There’d also be some risks of going to an opt-out system. So imagine what happens when someone is actually eligible to become a deceased donor—they’re brain dead, so their death is often sudden and unexpected to their family. Let’s say the donor didn’t choose to opt out. What do you tell the family who’s in the room with a brain-dead patient whose heart is still beating—“she’s dead. Now you have to leave the room so we can harvest her organs”? If they have no control over what happens to their loved ones body, you can imagine a lot of people becoming pretty upset, even people who might have been persuaded to say yes to donation. The deceased organ donation relies on the public’s support and good graces, so if you have repeated instances of grieving families publicly decrying the opt-out system, that creates a significant risk that the change will be counterproductive.

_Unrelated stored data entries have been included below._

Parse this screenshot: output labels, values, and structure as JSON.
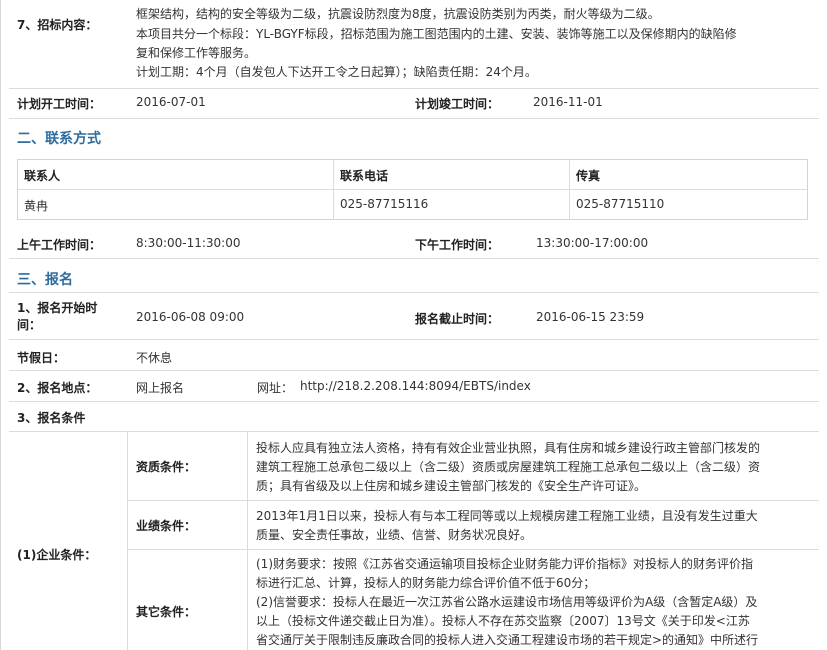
{
  "item7": {
    "label": "7、招标内容：",
    "lines": [
      "框架结构，结构的安全等级为二级，抗震设防烈度为8度，抗震设防类别为丙类，耐火等级为二级。",
      "本项目共分一个标段：YL-BGYF标段，招标范围为施工图范围内的土建、安装、装饰等施工以及保修期内的缺陷修",
      "复和保修工作等服务。",
      "计划工期：4个月（自发包人下达开工令之日起算）；缺陷责任期：24个月。"
    ]
  },
  "schedule": {
    "start_label": "计划开工时间：",
    "start_value": "2016-07-01",
    "end_label": "计划竣工时间：",
    "end_value": "2016-11-01"
  },
  "section2": {
    "title": "二、联系方式",
    "headers": [
      "联系人",
      "联系电话",
      "传真"
    ],
    "row": [
      "黄冉",
      "025-87715116",
      "025-87715110"
    ]
  },
  "hours": {
    "am_label": "上午工作时间：",
    "am_value": "8:30:00-11:30:00",
    "pm_label": "下午工作时间：",
    "pm_value": "13:30:00-17:00:00"
  },
  "section3": {
    "title": "三、报名",
    "start_label": "1、报名开始时间：",
    "start_value": "2016-06-08 09:00",
    "end_label": "报名截止时间：",
    "end_value": "2016-06-15 23:59",
    "holiday_label": "节假日：",
    "holiday_value": "不休息",
    "place_label": "2、报名地点：",
    "place_value": "网上报名",
    "url_label": "网址：",
    "url_value": "http://218.2.208.144:8094/EBTS/index",
    "cond_label": "3、报名条件"
  },
  "enterprise": {
    "label": "(1)企业条件：",
    "qual_label": "资质条件：",
    "qual_lines": [
      "投标人应具有独立法人资格，持有有效企业营业执照，具有住房和城乡建设行政主管部门核发的",
      "建筑工程施工总承包二级以上（含二级）资质或房屋建筑工程施工总承包二级以上（含二级）资",
      "质；具有省级及以上住房和城乡建设主管部门核发的《安全生产许可证》。"
    ],
    "perf_label": "业绩条件：",
    "perf_lines": [
      "2013年1月1日以来，投标人有与本工程同等或以上规模房建工程施工业绩，且没有发生过重大",
      "质量、安全责任事故，业绩、信誉、财务状况良好。"
    ],
    "other_label": "其它条件：",
    "other_lines": [
      "(1)财务要求：按照《江苏省交通运输项目投标企业财务能力评价指标》对投标人的财务评价指",
      "标进行汇总、计算，投标人的财务能力综合评价值不低于60分；",
      "(2)信誉要求：投标人在最近一次江苏省公路水运建设市场信用等级评价为A级（含暂定A级）及",
      "以上（投标文件递交截止日为准）。投标人不存在苏交监察〔2007〕13号文《关于印发<江苏",
      "省交通厅关于限制违反廉政合同的投标人进入交通工程建设市场的若干规定>的通知》中所述行"
    ]
  }
}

I haven’t studied organ donation, but I was under the impression that the current state of the (admittedly non-experimental) evidence suggested that switching to opt-out would likely yield significant (though not huge) increases in organ donation, e.g. see here and here.

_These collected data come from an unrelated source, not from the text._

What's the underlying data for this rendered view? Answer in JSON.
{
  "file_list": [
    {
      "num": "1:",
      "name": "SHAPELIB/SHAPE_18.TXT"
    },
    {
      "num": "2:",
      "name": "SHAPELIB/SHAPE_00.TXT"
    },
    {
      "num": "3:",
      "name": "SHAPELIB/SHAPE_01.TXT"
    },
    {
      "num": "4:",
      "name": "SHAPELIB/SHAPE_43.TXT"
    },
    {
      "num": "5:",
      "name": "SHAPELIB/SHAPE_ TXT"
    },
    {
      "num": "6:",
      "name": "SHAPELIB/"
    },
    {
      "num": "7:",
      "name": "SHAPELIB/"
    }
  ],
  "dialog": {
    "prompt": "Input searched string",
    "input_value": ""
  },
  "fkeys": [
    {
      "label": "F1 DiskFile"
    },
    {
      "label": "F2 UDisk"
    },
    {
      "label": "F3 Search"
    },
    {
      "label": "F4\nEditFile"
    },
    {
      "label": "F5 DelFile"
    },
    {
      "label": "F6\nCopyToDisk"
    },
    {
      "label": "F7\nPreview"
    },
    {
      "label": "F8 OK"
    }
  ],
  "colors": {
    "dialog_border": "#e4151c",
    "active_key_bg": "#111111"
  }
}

Is it easy for you to explain, or link me to, the reasons for your skepticism?
The U.S. is third in the world for deceased donation per million persons. The difference between us and the #1 (Spain, which has a suite of good deceased donation policies, one of which is a version of presumed consent) can be explained by our generally not accepting deceased donors over 70 and Spain doing so. http://onlinelibrary.wiley.com/doi/10.1002/lt.23684/full
Also, the kidney shortfall is 20K/yr. Total deceased donor kidneys are about 12K per year. Opinions differ as to what percent of those eligible to be deceased donors donate, but the official government estimate is 75% (I think a range of 50-75% is probably credible), so even if all eligible deceased donors donated, there would still be an enormous shortfall in kidney transplants each year.

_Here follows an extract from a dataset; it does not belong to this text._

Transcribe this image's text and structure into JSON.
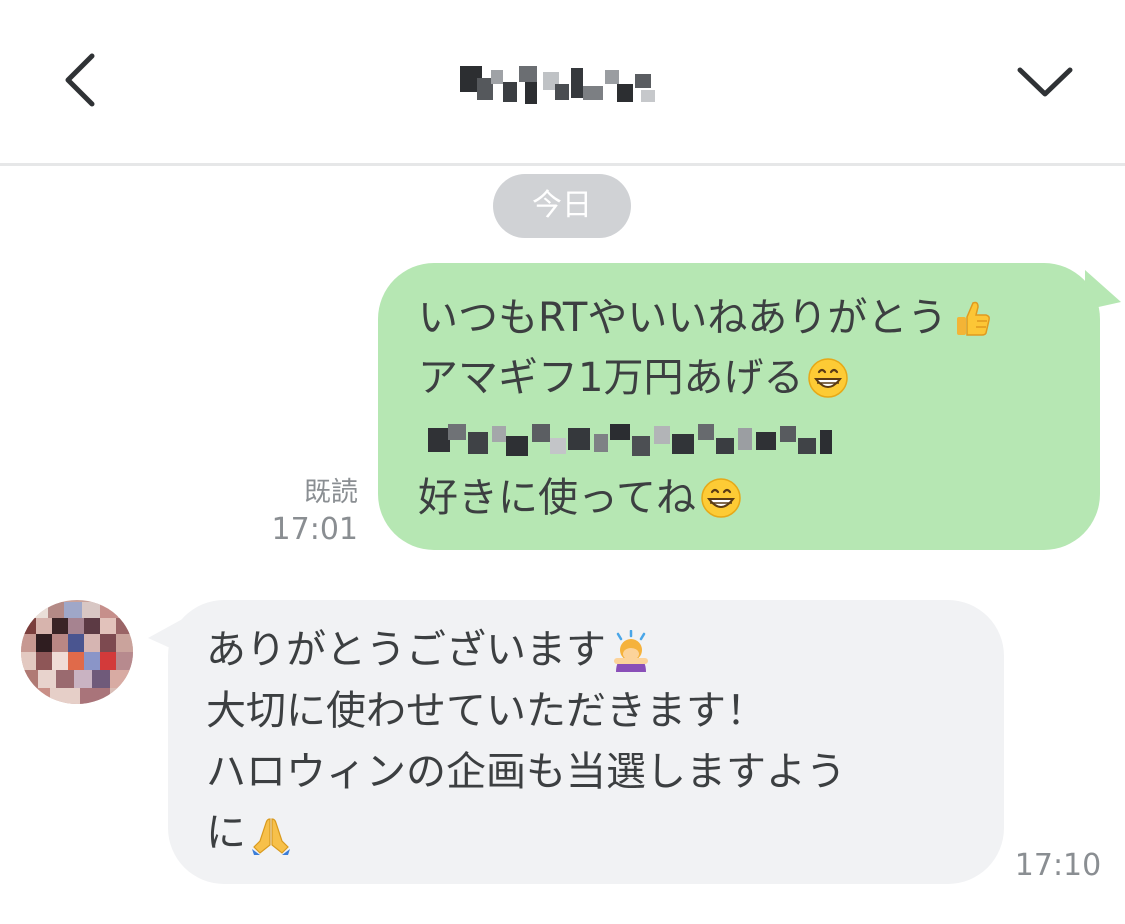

(re: political credibility) -- Ehhh, let’s say you become a doctor because you think healthcare is important. You want to help people and by being a doctor, you hope to have the status to advocate politically for expanding access to healthcare. I don’t see how your authority is impugned because of your desire for advocacy. I think what you’re going for is the loss of authority if you have an ulterior motive that cuts against the stated motive—e.g. if you join a church for political gain but don’t believe in god. As a kidney donor, though, your desire to give and desire to change policy are aligned.
I believe this is banned in many countries, including the US. I chatted to Alexander Berger of GiveWell (who’s donated a kidney) about it once, and if I recall the conversation correctly he said he thought it should be legal.
Yes, kidney selling is officially banned in nearly every country. My preference, at least in the U.S. context, would be to have the government offer benefits to donors to ensure high quality and fair allocation: http://www.nytimes.com/2011/12/06/opinion/why-selling-kidneys-should-be-legal.html
This is an interesting idea, I don’t think it is likely to be something I take up in the near future because I think there are many other things that have priority and this would take a good amount of time to study and get the confidence that it was a good thing in detail. However, it is the kind of interesting idea to add to a bucket list when I have time to study in more detail—thanks for bringing it to our attention.
I would be interested to hear whether readers do or don’t consider doing this.